Faire le lien entre science et mysticisme
Alors, comment fonctionne le Yi Jing ? Nous avons commencé par reconnaître les limites des explications traditionnelles et entrepris un voyage à travers la mécanique ancienne, la psychologie jungienne et enfin, la physique spéculative. Le modèle holographique offre une nouvelle manière de penser cette pratique ancestrale.
Ce modèle ne cherche pas à « prouver » que le Yi Jing est surnaturel ou magique. Au contraire, il le requalifie en un phénomène potentiellement naturel qui fonctionne selon des principes de physique que nous commençons à peine à comprendre. Il suggère que le lancer de pièces n’est pas une violation de la causalité mais une expression d’un ordre plus profond et holistique où chaque partie est connectée au tout.
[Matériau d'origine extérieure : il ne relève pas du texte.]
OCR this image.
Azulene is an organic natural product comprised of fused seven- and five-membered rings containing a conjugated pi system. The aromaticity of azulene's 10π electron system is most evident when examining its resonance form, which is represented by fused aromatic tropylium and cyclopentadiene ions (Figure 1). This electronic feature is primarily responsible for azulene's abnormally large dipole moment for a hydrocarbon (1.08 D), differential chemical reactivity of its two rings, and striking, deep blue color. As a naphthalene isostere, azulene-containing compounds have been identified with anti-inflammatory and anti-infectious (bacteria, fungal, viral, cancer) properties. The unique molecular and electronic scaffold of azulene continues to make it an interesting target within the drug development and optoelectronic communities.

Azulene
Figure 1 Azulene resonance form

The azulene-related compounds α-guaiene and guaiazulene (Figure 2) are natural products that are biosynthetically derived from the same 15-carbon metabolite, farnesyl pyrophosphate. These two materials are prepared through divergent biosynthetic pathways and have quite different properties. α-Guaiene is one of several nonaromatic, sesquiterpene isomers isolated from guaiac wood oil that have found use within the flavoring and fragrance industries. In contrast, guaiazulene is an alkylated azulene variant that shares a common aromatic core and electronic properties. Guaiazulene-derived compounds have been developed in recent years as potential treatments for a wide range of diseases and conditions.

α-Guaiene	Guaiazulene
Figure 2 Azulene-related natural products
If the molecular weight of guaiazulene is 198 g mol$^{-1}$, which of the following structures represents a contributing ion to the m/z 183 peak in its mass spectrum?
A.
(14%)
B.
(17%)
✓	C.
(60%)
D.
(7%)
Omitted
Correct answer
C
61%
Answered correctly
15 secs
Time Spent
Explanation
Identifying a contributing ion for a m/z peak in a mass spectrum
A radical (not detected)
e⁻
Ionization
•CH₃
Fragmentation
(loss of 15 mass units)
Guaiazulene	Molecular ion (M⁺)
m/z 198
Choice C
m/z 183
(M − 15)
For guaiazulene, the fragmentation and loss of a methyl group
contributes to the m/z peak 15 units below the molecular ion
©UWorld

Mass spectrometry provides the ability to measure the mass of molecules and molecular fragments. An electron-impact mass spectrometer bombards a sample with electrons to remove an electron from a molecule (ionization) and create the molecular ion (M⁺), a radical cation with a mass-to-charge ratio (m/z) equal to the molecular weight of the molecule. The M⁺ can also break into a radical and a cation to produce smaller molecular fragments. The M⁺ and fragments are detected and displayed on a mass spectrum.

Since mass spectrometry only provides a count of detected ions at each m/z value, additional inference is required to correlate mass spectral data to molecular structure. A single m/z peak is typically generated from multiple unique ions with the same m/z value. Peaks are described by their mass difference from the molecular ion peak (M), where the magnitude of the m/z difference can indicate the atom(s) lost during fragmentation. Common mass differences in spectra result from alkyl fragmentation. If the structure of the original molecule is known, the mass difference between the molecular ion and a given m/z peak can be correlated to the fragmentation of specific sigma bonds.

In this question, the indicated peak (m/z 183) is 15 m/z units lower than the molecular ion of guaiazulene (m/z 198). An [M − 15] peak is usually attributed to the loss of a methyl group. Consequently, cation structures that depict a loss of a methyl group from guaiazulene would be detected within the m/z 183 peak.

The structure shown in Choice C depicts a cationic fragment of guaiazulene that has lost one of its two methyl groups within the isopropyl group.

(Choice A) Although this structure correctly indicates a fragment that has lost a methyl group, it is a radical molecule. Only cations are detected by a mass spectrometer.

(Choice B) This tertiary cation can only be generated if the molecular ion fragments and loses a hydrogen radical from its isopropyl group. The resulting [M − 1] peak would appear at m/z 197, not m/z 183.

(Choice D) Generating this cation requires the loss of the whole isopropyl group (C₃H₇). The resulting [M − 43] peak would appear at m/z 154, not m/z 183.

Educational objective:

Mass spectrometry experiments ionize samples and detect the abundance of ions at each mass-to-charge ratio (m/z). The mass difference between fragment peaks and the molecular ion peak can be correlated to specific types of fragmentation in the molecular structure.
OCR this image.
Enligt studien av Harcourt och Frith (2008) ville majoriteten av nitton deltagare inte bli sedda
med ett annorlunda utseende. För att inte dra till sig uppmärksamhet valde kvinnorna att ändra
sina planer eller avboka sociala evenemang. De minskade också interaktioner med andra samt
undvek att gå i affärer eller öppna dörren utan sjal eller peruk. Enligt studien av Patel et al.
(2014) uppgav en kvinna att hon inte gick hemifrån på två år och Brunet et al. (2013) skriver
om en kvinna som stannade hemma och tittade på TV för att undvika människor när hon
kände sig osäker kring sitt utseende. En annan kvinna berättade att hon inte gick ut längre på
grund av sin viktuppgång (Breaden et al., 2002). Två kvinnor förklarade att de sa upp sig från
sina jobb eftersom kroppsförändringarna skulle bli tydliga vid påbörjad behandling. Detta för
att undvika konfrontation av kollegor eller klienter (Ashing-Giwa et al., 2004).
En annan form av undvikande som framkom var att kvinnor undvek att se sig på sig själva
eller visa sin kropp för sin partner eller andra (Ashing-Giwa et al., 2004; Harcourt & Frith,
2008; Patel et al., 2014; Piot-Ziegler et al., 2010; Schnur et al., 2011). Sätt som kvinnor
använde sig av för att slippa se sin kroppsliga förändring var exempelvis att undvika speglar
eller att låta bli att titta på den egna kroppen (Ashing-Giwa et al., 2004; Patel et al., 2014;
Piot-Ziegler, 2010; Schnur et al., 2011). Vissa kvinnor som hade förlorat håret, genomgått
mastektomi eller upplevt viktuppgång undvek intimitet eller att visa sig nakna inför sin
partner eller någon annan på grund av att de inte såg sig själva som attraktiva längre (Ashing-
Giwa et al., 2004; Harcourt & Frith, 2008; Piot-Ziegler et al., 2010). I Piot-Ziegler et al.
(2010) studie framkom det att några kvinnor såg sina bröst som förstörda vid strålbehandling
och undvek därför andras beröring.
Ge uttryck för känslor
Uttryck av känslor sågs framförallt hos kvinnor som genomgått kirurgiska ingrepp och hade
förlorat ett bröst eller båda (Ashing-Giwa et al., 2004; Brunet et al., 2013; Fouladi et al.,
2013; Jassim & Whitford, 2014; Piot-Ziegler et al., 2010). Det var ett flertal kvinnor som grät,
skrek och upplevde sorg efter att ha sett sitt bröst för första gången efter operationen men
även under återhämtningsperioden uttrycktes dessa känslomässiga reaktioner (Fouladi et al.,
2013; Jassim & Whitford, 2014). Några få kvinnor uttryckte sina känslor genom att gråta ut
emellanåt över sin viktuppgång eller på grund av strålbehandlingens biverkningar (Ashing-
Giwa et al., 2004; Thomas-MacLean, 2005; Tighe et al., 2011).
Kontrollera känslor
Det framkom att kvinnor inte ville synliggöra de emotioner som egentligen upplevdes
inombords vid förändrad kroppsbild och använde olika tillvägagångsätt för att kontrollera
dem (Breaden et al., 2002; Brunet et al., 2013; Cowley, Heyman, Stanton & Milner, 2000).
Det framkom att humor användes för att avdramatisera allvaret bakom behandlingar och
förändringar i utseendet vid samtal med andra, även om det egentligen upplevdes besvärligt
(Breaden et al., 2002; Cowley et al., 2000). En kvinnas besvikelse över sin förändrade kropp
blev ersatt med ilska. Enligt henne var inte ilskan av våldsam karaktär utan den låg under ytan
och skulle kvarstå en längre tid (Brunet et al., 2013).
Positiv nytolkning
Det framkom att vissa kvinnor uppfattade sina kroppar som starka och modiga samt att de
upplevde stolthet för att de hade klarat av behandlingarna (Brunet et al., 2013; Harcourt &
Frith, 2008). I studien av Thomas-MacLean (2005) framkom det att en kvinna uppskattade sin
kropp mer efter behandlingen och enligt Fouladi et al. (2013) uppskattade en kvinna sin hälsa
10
Peut-être que la puissance et la pertinence durables du Yi Jing ne résident pas dans le magique, mais dans sa capacité profonde et élégante à agir comme une clé — un manuel de codage pour une réalité holographique. Il nous permet, dans un moment d’intention focalisée, de lire une seule page signifiante du livre infini de l’univers. Il nous invite à considérer que les réponses que nous cherchons ne sont peut-être pas « là-bas » ou dans le futur, mais sont déjà codées dans le tissu même de l’ici et maintenant, attendant une méthode suffisamment précise pour les révéler.